There are a number of ways of identifying good practice in a system of education. The first is identifying outputs from the education system (these can be test scores, dispositional elements, acquired skills, ethical and moral qualities); that is, outputs that have resulted from the individual’s participation in the system itself. The argument is then made that one system is better than another because it has better outputs, and, further to this, that the characteristics of these national systems should be bottled up and transferred wholesale to those countries or jurisdictions which are considered not to be successful or effective in these terms.

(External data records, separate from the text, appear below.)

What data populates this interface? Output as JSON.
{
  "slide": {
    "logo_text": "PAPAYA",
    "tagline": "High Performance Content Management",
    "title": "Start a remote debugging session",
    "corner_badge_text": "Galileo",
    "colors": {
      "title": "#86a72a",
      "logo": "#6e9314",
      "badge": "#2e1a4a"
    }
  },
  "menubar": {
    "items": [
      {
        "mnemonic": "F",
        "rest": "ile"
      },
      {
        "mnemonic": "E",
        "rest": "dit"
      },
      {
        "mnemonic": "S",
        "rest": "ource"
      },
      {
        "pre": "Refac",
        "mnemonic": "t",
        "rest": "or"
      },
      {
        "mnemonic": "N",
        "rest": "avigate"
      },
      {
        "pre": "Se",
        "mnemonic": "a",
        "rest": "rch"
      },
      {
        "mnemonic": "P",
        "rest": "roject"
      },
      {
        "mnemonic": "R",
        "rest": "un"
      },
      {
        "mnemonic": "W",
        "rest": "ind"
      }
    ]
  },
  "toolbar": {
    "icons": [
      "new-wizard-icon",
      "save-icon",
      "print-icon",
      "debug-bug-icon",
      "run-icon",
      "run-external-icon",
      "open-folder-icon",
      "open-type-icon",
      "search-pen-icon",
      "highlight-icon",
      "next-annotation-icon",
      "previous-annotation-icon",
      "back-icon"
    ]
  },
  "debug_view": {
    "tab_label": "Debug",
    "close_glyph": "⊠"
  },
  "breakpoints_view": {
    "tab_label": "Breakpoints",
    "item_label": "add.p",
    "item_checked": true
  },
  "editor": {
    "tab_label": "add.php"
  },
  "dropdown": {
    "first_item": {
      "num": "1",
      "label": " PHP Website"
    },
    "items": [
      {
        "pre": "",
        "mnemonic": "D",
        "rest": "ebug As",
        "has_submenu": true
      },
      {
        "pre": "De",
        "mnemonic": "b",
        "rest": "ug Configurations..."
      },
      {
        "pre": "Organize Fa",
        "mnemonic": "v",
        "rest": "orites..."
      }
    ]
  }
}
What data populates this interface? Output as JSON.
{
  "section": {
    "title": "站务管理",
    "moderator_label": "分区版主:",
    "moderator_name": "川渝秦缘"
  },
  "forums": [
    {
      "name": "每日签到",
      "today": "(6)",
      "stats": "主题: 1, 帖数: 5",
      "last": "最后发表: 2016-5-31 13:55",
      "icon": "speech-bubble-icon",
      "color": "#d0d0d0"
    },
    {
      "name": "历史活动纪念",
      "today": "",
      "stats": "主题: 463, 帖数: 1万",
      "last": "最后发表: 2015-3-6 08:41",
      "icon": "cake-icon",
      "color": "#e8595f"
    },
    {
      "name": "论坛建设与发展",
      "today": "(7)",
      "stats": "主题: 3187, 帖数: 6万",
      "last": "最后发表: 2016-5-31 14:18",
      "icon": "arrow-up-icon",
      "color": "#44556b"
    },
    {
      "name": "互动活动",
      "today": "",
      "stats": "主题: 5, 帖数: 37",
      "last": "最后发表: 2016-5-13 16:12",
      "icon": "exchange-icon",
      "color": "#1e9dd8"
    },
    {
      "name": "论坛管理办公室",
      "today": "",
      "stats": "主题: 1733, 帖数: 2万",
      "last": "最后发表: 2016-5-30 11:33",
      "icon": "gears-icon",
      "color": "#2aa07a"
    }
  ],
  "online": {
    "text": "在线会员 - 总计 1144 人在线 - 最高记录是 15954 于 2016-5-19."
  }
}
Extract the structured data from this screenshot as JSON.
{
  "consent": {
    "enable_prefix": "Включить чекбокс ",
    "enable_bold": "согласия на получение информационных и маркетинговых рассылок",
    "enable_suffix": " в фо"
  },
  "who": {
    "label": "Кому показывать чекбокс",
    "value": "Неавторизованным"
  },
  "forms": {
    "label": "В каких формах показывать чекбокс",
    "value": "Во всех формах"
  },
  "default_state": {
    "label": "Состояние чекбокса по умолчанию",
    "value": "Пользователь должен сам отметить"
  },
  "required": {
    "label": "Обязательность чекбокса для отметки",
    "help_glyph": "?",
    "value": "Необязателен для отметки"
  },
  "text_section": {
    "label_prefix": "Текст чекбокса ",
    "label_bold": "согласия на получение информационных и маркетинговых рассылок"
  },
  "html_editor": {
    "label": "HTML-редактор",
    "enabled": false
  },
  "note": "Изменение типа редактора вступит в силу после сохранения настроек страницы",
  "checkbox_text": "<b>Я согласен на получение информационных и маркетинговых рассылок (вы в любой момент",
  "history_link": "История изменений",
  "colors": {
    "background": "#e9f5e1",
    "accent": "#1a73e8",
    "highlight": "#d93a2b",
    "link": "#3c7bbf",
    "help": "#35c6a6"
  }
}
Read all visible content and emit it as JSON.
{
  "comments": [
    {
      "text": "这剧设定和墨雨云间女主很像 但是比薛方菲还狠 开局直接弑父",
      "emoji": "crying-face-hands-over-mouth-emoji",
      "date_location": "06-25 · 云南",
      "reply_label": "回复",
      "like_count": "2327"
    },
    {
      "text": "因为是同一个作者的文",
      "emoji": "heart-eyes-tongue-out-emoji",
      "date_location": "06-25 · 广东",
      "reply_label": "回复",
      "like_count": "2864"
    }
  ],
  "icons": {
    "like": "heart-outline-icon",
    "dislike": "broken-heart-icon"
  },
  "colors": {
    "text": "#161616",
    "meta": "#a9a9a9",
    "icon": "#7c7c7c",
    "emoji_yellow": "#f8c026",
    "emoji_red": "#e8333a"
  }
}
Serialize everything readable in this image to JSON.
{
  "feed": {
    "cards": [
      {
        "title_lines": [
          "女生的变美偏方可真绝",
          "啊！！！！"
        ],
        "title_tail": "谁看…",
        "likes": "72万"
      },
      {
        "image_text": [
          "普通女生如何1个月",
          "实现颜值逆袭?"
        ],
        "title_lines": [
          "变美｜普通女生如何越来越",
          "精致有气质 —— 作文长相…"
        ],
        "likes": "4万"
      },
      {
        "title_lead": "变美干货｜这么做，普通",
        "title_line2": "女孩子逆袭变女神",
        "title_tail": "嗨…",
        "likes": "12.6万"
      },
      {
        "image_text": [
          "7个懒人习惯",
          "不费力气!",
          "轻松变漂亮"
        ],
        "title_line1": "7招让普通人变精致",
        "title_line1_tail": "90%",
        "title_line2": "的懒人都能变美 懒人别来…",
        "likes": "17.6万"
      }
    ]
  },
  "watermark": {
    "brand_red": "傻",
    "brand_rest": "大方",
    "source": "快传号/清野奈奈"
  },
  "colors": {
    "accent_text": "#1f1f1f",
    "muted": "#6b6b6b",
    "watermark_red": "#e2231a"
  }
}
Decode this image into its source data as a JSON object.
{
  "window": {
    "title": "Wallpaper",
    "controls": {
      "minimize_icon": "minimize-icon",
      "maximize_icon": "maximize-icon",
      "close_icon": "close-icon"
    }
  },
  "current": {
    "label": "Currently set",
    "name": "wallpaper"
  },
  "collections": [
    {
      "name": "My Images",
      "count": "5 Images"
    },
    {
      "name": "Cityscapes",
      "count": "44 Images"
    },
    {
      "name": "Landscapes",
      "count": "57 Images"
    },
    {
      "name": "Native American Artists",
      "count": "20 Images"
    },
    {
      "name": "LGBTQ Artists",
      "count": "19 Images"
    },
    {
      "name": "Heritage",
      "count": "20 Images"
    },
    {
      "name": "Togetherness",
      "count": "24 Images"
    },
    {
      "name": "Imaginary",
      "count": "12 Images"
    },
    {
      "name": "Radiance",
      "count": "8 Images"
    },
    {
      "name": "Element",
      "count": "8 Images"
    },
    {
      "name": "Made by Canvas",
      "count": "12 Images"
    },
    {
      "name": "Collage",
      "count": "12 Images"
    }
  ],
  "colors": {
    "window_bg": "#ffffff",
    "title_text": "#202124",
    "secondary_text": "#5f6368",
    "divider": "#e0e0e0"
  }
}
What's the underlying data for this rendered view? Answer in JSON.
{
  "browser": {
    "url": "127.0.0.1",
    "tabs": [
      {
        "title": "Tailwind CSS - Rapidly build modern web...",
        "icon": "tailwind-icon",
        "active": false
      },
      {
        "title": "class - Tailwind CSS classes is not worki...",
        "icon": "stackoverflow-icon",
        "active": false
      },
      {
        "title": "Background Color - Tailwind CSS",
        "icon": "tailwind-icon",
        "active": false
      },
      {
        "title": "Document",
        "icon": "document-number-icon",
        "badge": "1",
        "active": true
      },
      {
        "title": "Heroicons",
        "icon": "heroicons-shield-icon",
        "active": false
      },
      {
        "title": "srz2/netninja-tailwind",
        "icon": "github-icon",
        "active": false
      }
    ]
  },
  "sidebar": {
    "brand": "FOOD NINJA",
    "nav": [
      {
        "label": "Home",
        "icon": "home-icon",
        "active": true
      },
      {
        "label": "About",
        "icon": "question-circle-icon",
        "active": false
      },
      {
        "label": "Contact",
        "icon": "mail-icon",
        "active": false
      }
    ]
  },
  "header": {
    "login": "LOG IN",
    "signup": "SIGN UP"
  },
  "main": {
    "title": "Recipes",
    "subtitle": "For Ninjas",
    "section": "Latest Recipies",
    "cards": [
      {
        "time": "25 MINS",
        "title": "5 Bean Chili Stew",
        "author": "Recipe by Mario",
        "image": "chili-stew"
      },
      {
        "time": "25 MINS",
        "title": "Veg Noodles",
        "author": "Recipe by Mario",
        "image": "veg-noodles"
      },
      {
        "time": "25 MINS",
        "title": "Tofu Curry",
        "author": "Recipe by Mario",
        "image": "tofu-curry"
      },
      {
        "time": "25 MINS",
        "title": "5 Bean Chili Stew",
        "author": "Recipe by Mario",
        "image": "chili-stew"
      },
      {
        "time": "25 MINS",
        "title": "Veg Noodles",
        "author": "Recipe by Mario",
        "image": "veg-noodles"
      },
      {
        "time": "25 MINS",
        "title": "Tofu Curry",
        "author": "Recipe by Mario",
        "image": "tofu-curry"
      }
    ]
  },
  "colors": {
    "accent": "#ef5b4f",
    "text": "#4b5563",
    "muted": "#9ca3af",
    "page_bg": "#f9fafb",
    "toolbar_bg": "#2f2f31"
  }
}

A further way of determining quality in a system is by identifying a norm so as to allow a comparison to be made. For example, a system of education can be compared with, and marked against, a model of best practice, where this model is constructed in terms of the inclusion of all the possible elements that could and should form an education system (i.e. structures, institutions, curricula, pedagogic arrangements and evaluative protocols), their arrangement in the most logical way (for example, that curricular intentions should precede pedagogical approaches and indeed that the latter should derive their credibility from them), and the identification and enactment of logically formed relational arrangements between these elements (i.e. that evaluative washback mechanisms should not be allowed to distort the curriculum as it was originally conceived). The norm that is used comparatively is constructed through sound logical and philosophical foundational principles.

reliance on outputs in the comparative process is unsafe

A reliance on outputs in the comparative process is unsafe and more importantly likely to be invalid. A sounder methodological approach comprises searching for mechanisms, relations and structures that are potentially causally efficacious, can be contextualised (historically, culturally and socio-economical), and can also contribute to human wellbeing. And in turn this would avoid reductionist and decontextualized accounts of how education systems operate round the world (for an example of this type of account, see Barber, M. and Mourshed, M. (2009) Shaping the Future: How Good Education Systems Can Become Great in the Decade Ahead, Report on the International Education Roundtable, Singapore).

The argument that I have been making here is that it is not so much the content of the curriculum that should concern us, although this is still important, but the relations between these different mechanisms in the settings in which they operate. This relational sociology accepts that the powers possessed by mechanisms such as curriculum aims and objectives are manifested in three ways: powers can be possessed by the mechanism but lie dormant; or powers may be exercised but do not have any effects because other mechanisms may be acting against them; or powers may be actualised because they are generating effects on other mechanisms. Furthermore, and consequently, we need to focus on the strength of the relationships between the different parts of the curriculum and the contexts of their use.

A curriculum is a set of ideas, which is then subsequently transformed into an arrangement of teaching and learning practices. These transformations constitute marked changes in the form, nature and appearance of the curriculum; and they can be expressed as a series of stages, such as exploration and development, recontextualisation, implementation, re-implementation, and institutionalisation. What this also implies is that school curricula round the world are different in content, form, relations between their different parts, intended effects, prescriptive capacity and internal coherence. There is an obvious need to protect the integrity of the curriculum from the ravages inflicted on it from those who subscribe to a standards and accountability agenda, not least from international comparative systems such as the Programme for International Student Assessment (PISA).


A fuller account of the argument expressed here can be found in Scott, D. (2016) ‘Learning Affordances of Language and Communication National Curricula’, The Curriculum Journal, 27.1.